Marketers in retail and ecommerce have big expectations for the impact of artificial intelligence on their sector, with 88% forecasting that it will reinvent the industry and 81% looking to AI to reinvent what their company does. But while big changes are ahead, only 11% of practitioners are classed as already AI marketing experts according to a new survey.
This leading group has already shown excellence in its digital capabilities across strategy, organisation and technology. By contrast, 27% are classed as laggards and 28% as novices, with the rest opportunists. The event horizon when AI becomes mainstream seems likely to be late 2018 and, even then, most plans are focused on the automation of existing marketing activities, rather than innovative new ways of delivering the customer experience.
Marketing automation vendor Emarsys commissioned Forrester Consulting to survey 717 business decision makers in a marketing role within retail and ecommerce organisations, 15% of them in the UK. Commenting to DataIQ on the findings, Stephen Ledgerwood, managing director UK, Emarsys, said: “The survey shows people are more ready than we thought they were, but a lot of businesses don’t understand the solutions. People are fearful about what they can do, but the gap is not as big as they think.”
“It is always assumed that organisations are doing amazing things, but if you break it down, they are doing the basic ones.”
Currently, a small majority are using AI marketing technology to personalise the customer experience (54%), to understand cross-channel and cross-device customer behaviour (54%) and to manage real-time interactions. As Ledgerwood noted, “it is always assumed that organisations are doing amazing things, but if you break it down, they are doing the basic ones. Advanced marketing is coming from a low percentage. AI can transform marketing, but a lot are not willing to risk that. The experts are willing because they are drivers of change.”
He added: “For the other marketers, there is a fear factor. They are not sure what AI is going to bring and what the machine will automate, what it will mean for their profession in the future. But as marketers get more confident in their understanding of what AI can do, that will go.”
A clear expectation emerged from the survey that AI will bring major benefits for marketers, such as making marketing teams more efficient, which 86% overall agreed with, rising to 96% of the expert group, while the same number anticipate improved effectiveness. In addition, 82% overall believe AI will liberate marketers to focus on value-generating tasks as it automates workflows and 80% say it will revolutionise their role, with 79% saying marketing will move towards more strategic work.
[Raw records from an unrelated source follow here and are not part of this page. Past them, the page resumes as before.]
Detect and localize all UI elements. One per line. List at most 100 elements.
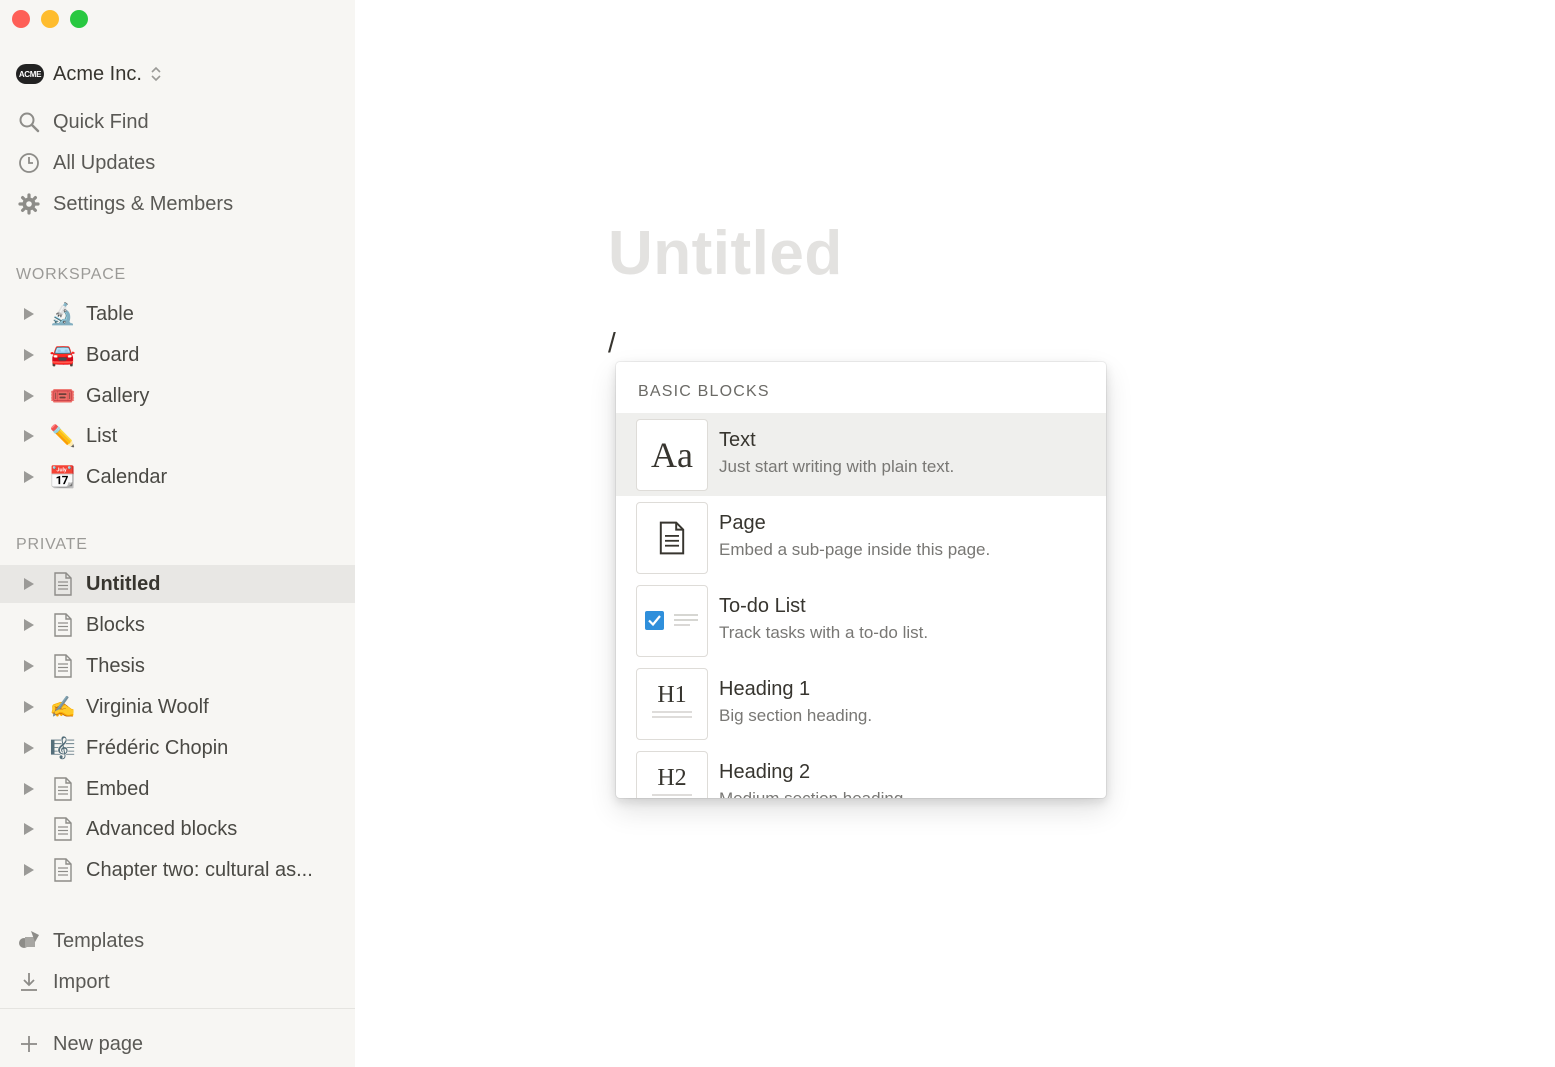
import-label: Import: [53, 970, 110, 993]
block-option-title: Heading 2: [719, 761, 811, 783]
page-block-icon: [636, 502, 708, 574]
new-page-label: New page: [53, 1032, 144, 1055]
block-option-heading-1[interactable]: H1 Heading 1 Big section heading.: [616, 662, 1106, 745]
sidebar-divider: [0, 1008, 355, 1009]
sidebar-item-label: Thesis: [86, 654, 145, 677]
zoom-window-button[interactable]: [70, 10, 88, 28]
text-thumb-label: Aa: [651, 435, 693, 475]
block-option-description: Just start writing with plain text.: [719, 457, 955, 476]
workspace-switcher[interactable]: ACME Acme Inc.: [16, 60, 162, 88]
block-option-title: Heading 1: [719, 678, 811, 700]
sidebar-item-embed[interactable]: Embed: [0, 770, 355, 808]
expand-arrow-icon[interactable]: [24, 864, 34, 876]
expand-arrow-icon[interactable]: [24, 471, 34, 483]
block-option-title: Text: [719, 429, 756, 451]
window-controls: [12, 10, 88, 28]
page-title[interactable]: Untitled: [608, 218, 843, 289]
import-icon: [16, 969, 42, 995]
all-updates-label: All Updates: [53, 151, 156, 174]
sidebar-item-untitled[interactable]: Untitled: [0, 565, 355, 603]
text-block-icon: Aa: [636, 419, 708, 491]
expand-arrow-icon[interactable]: [24, 823, 34, 835]
block-option-description: Medium section heading.: [719, 789, 908, 798]
workspace-section-label: WORKSPACE: [16, 266, 127, 283]
close-window-button[interactable]: [12, 10, 30, 28]
settings-members-label: Settings & Members: [53, 192, 234, 215]
sidebar-item-board[interactable]: 🚘 Board: [0, 336, 355, 374]
block-option-page[interactable]: Page Embed a sub-page inside this page.: [616, 496, 1106, 579]
expand-arrow-icon[interactable]: [24, 578, 34, 590]
block-option-description: Embed a sub-page inside this page.: [719, 540, 991, 559]
sidebar-item-gallery[interactable]: 🎟️ Gallery: [0, 377, 355, 415]
todo-block-icon: [636, 585, 708, 657]
expand-arrow-icon[interactable]: [24, 619, 34, 631]
block-option-todo-list[interactable]: To-do List Track tasks with a to-do list…: [616, 579, 1106, 662]
plus-icon: [16, 1031, 42, 1057]
sidebar-item-table[interactable]: 🔬 Table: [0, 295, 355, 333]
block-option-heading-2[interactable]: H2 Heading 2 Medium section heading.: [616, 745, 1106, 798]
block-menu-popup: BASIC BLOCKS Aa Text Just start writing …: [616, 362, 1106, 798]
page-icon: [50, 653, 76, 679]
sidebar-item-calendar[interactable]: 📆 Calendar: [0, 458, 355, 496]
sidebar-item-blocks[interactable]: Blocks: [0, 606, 355, 644]
sidebar-item-label: Embed: [86, 777, 150, 800]
templates-button[interactable]: Templates: [16, 925, 144, 957]
expand-arrow-icon[interactable]: [24, 783, 34, 795]
expand-arrow-icon[interactable]: [24, 349, 34, 361]
basic-blocks-section-label: BASIC BLOCKS: [638, 383, 770, 400]
heading-2-block-icon: H2: [636, 751, 708, 798]
sidebar-item-label: Calendar: [86, 465, 168, 488]
sidebar-item-thesis[interactable]: Thesis: [0, 647, 355, 685]
expand-arrow-icon[interactable]: [24, 660, 34, 672]
new-page-button[interactable]: New page: [16, 1028, 143, 1060]
search-icon: [16, 109, 42, 135]
heading-1-block-icon: H1: [636, 668, 708, 740]
block-option-text[interactable]: Aa Text Just start writing with plain te…: [616, 413, 1106, 496]
page-icon: [50, 612, 76, 638]
minimize-window-button[interactable]: [41, 10, 59, 28]
sidebar-item-label: Untitled: [86, 572, 161, 595]
expand-arrow-icon[interactable]: [24, 742, 34, 754]
writing-hand-icon: ✍️: [49, 695, 77, 719]
expand-arrow-icon[interactable]: [24, 390, 34, 402]
heading-1-thumb-label: H1: [657, 681, 687, 708]
sidebar-item-label: Gallery: [86, 384, 150, 407]
clock-icon: [16, 150, 42, 176]
page-icon: [50, 776, 76, 802]
sidebar-item-label: Chapter two: cultural as...: [86, 858, 313, 881]
page-icon: [50, 857, 76, 883]
block-option-description: Track tasks with a to-do list.: [719, 623, 929, 642]
slash-command-input[interactable]: /: [608, 327, 616, 359]
car-icon: 🚘: [49, 343, 77, 367]
sidebar: ACME Acme Inc. Quick Find All Updates Se…: [0, 0, 355, 1067]
page-icon: [50, 571, 76, 597]
microscope-icon: 🔬: [49, 302, 77, 326]
sidebar-item-chapter-two[interactable]: Chapter two: cultural as...: [0, 851, 355, 889]
sidebar-item-label: Board: [86, 343, 140, 366]
templates-label: Templates: [53, 929, 145, 952]
import-button[interactable]: Import: [16, 966, 110, 998]
sidebar-item-frederic-chopin[interactable]: 🎼 Frédéric Chopin: [0, 729, 355, 767]
workspace-name: Acme Inc.: [53, 62, 142, 85]
quick-find-label: Quick Find: [53, 110, 149, 133]
all-updates-button[interactable]: All Updates: [16, 147, 155, 179]
sidebar-item-label: Table: [86, 302, 134, 325]
sidebar-item-virginia-woolf[interactable]: ✍️ Virginia Woolf: [0, 688, 355, 726]
quick-find-button[interactable]: Quick Find: [16, 106, 149, 138]
pencil-icon: ✏️: [49, 424, 77, 448]
sidebar-item-advanced-blocks[interactable]: Advanced blocks: [0, 810, 355, 848]
sidebar-item-label: Virginia Woolf: [86, 695, 209, 718]
calendar-icon: 📆: [49, 465, 77, 489]
heading-2-thumb-label: H2: [657, 764, 687, 791]
block-option-title: To-do List: [719, 595, 806, 617]
sidebar-item-label: List: [86, 424, 118, 447]
settings-members-button[interactable]: Settings & Members: [16, 188, 233, 220]
expand-arrow-icon[interactable]: [24, 308, 34, 320]
gear-icon: [16, 191, 42, 217]
musical-score-icon: 🎼: [49, 736, 77, 760]
sidebar-item-list[interactable]: ✏️ List: [0, 417, 355, 455]
expand-arrow-icon[interactable]: [24, 701, 34, 713]
private-section-label: PRIVATE: [16, 536, 88, 553]
expand-arrow-icon[interactable]: [24, 430, 34, 442]
block-option-title: Page: [719, 512, 766, 534]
“If marketers don’t start to adopt AI in the next six to 12 months, they will be left behind.”
Ledgerwood says that such a transformation will take place, whether marketers like it or not. “I believe strongly if marketers don’t start to adopt AI in the next six to 12 months, they will be left behind,” he said. Marketing automation, including AI, is no different from the way other technologies have been adopted - Ledgerwood drew a parallel with GPS mapping systems which used to be an added extra in new cars, but are now built in. “That shows how technology is developing and what the customer experience will be in the future,” he said.
To get there, retail and ecommerce marketers will have to overcome a barrier that is facing every sector - a lack of skills. Two-thirds (66%) identified a lack of technical skills as among the top five barriers they face to their AI marketing strategy, with 64% arguing that AI technologies have been designed for data scientists and do not have marketer-friendly interfaces.
But Ledgerwood believes this issue is overstated: “If you drill down into what technical skills are needed to implement a solution like ours, it looks similar to what organisations were doing before AI and machine learning. Clients need to give us data, put a script on their web site to track the movements of their customers - they have been doing that for some time - and we provide back the output to the end-user and automate it. The barrier is not necessarily greater than it was before.”
If so, then that event horizon for the marketing profession and the retail sector may not be quite so far off, not least as a result of companies like Emarsys delivering user-friendly solutions. Retailers certainly have some significant objectives against which they want to deploy AI, from driving revenue growth and serving existing customers better, through remaining competitive and meeting rising customer expectations down to strengthening their business. That is a sizeable to-do list - a little automation could go a long way to getting it realised.